Finall the cv.fit_transform function takes the cleaned_data and converts it into the bag of words that we wanted.

Let’s have a look at the output column ‘y’

In [30]:
y.head()

0    1
1    1
2    2
3    1
4    1
Name: sentiment, dtype: int64

As we can see the output is already in numeric format, so no processing is necessary.

Let’s have a look at the output column ‘y’

## Build the NLP models

I am going to use the Multinomial Naive Bayes model to figure out the relationship between the input and the output. Multinomial NB is a supervised learning algorithm that works really well for text based data. 

Now to build the model we split the dataset into a training and testing section(testing size=30% of the actual data). To actually fit the model, we call the model.fit function and supply it the training input and output.

In [40]:
X_train,X_test,y_train,y_test=train_test_split(X_fin,y,test_size=0.3)

model = MultinomialNB()
model.fit(X_train, y_train)
y_pred = model.predict(X_test)

#c_report = classification_report(y_test, y_pred)

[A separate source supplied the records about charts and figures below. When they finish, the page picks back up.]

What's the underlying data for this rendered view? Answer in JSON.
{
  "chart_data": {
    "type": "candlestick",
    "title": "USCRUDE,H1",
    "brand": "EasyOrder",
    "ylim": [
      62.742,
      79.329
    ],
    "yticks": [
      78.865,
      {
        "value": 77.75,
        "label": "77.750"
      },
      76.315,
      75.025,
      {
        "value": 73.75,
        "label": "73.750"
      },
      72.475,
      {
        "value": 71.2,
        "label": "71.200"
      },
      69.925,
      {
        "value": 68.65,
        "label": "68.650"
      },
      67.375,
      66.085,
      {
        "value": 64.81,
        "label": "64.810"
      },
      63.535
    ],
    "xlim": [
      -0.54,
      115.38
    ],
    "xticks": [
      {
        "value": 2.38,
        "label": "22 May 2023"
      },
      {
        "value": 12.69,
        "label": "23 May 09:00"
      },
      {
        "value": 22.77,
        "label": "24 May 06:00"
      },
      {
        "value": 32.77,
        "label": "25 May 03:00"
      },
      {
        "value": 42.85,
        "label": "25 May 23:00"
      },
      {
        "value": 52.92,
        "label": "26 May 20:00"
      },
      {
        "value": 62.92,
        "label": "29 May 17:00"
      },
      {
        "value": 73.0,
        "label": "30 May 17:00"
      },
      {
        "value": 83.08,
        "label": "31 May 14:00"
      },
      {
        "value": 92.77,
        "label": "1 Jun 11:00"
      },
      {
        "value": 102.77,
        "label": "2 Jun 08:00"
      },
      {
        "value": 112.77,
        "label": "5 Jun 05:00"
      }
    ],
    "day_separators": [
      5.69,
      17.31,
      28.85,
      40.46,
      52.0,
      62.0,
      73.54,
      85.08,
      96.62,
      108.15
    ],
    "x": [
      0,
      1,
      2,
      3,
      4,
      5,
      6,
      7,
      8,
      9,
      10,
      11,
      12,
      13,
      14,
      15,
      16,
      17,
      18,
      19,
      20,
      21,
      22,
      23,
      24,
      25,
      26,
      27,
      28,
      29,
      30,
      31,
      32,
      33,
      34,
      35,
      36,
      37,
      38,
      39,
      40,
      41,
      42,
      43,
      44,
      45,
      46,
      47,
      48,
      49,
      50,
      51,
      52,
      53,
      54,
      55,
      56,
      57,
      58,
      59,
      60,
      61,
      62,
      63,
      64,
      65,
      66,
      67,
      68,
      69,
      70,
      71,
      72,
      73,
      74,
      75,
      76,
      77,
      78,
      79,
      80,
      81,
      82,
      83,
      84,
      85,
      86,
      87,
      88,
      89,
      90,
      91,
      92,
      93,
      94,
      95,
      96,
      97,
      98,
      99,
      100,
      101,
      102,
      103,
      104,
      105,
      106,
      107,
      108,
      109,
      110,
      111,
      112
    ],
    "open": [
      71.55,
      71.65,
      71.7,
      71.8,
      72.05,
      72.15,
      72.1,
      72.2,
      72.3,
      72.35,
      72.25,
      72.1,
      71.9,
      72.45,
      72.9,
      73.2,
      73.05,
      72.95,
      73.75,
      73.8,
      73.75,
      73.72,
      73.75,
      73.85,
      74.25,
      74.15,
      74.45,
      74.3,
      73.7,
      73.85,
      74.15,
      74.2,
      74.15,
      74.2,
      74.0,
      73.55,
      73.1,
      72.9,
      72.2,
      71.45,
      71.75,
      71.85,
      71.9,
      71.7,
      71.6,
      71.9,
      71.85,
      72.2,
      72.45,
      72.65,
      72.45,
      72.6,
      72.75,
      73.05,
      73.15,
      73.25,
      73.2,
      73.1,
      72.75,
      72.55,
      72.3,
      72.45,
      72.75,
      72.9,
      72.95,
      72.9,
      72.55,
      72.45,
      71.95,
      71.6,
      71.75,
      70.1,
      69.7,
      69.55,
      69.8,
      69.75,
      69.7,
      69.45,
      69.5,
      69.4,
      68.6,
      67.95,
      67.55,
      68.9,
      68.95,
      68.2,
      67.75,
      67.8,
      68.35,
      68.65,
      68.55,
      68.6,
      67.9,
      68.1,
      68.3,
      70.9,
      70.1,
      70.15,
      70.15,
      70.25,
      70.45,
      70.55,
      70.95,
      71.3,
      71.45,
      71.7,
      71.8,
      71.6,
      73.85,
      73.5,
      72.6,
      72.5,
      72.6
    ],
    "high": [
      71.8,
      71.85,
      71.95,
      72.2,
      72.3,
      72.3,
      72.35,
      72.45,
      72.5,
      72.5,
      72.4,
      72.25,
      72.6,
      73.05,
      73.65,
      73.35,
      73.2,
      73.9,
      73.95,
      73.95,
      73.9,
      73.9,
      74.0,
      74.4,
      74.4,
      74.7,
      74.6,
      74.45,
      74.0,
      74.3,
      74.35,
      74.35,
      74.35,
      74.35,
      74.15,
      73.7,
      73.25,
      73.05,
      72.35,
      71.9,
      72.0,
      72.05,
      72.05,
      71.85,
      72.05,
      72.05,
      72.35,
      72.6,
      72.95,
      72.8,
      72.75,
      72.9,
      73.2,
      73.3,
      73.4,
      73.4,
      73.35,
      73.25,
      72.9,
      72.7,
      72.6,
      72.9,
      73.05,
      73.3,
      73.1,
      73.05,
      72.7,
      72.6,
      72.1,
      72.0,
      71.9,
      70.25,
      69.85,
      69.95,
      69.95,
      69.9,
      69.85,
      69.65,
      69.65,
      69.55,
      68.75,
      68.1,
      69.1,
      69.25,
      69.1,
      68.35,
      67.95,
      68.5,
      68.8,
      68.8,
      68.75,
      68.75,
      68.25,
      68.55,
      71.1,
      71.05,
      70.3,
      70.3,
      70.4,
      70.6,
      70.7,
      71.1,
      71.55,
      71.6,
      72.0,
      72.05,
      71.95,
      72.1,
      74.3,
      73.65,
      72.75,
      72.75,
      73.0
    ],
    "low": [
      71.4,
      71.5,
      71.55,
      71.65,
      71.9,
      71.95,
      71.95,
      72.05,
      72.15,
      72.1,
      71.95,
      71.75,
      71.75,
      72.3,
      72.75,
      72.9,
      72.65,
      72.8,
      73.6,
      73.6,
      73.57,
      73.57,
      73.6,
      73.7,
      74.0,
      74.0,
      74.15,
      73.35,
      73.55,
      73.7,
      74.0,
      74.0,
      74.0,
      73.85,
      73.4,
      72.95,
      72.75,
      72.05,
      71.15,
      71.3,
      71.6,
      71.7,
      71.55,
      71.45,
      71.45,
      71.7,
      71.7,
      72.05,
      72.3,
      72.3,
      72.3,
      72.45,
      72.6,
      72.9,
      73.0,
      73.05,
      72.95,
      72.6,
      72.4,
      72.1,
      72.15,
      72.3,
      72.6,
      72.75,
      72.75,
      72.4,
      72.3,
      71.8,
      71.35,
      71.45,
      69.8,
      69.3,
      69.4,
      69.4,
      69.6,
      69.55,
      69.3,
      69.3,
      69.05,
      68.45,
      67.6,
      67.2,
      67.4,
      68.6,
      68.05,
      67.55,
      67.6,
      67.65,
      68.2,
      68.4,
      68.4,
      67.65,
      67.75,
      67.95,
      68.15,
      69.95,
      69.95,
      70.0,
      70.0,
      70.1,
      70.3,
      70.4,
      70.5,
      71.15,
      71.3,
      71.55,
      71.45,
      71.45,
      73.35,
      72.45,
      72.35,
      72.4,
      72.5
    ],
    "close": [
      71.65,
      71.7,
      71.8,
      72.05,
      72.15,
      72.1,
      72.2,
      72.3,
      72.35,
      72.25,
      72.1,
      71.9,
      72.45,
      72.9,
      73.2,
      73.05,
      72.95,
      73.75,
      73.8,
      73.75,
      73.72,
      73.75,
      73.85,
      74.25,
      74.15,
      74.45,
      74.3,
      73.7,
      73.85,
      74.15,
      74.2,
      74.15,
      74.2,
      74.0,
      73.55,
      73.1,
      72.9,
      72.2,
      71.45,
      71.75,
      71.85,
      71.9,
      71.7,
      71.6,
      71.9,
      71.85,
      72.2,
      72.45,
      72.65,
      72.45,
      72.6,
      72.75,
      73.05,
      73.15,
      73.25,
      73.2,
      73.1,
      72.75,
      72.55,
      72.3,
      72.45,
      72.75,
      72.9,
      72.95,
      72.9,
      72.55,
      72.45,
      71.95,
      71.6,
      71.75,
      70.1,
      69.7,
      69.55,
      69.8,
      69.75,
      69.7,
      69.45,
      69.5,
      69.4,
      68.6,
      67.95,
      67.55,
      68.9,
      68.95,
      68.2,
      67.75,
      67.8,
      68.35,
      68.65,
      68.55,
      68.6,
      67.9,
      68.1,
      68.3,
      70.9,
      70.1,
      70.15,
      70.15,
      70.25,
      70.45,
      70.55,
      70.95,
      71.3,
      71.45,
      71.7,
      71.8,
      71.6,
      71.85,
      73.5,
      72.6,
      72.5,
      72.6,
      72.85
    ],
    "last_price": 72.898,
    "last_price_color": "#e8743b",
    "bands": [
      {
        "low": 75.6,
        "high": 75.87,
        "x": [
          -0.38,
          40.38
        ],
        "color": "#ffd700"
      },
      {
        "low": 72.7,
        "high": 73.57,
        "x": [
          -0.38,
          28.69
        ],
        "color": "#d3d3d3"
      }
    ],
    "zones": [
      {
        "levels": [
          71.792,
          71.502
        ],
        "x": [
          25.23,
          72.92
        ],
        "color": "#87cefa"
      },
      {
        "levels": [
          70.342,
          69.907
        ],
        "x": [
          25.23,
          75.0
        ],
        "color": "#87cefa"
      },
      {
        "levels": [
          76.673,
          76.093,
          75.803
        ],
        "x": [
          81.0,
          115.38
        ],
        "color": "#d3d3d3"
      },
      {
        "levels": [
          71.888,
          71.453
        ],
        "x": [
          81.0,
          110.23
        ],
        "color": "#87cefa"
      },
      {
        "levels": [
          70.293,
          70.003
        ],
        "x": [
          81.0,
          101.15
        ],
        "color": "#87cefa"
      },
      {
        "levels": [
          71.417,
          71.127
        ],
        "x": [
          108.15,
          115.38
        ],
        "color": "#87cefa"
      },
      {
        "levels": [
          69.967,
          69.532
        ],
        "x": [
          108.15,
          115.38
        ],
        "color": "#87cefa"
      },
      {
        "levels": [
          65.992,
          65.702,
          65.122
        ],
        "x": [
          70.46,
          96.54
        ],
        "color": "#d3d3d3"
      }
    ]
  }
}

f1score = round(f1_score(y_test, y_pred, average= 'macro'),5)

In [46]:
#print(c_report)
print('macro f1 score:', f1score)

macro f1 score: 0.61959


The accuracy is not great as as macro f1 score of greater than 0.7 is requiered. To improve it, there are several things that we could do, for example using something called as lemmatization instead of stemming, using a balanced dataset, and trying with different machine learning models as well.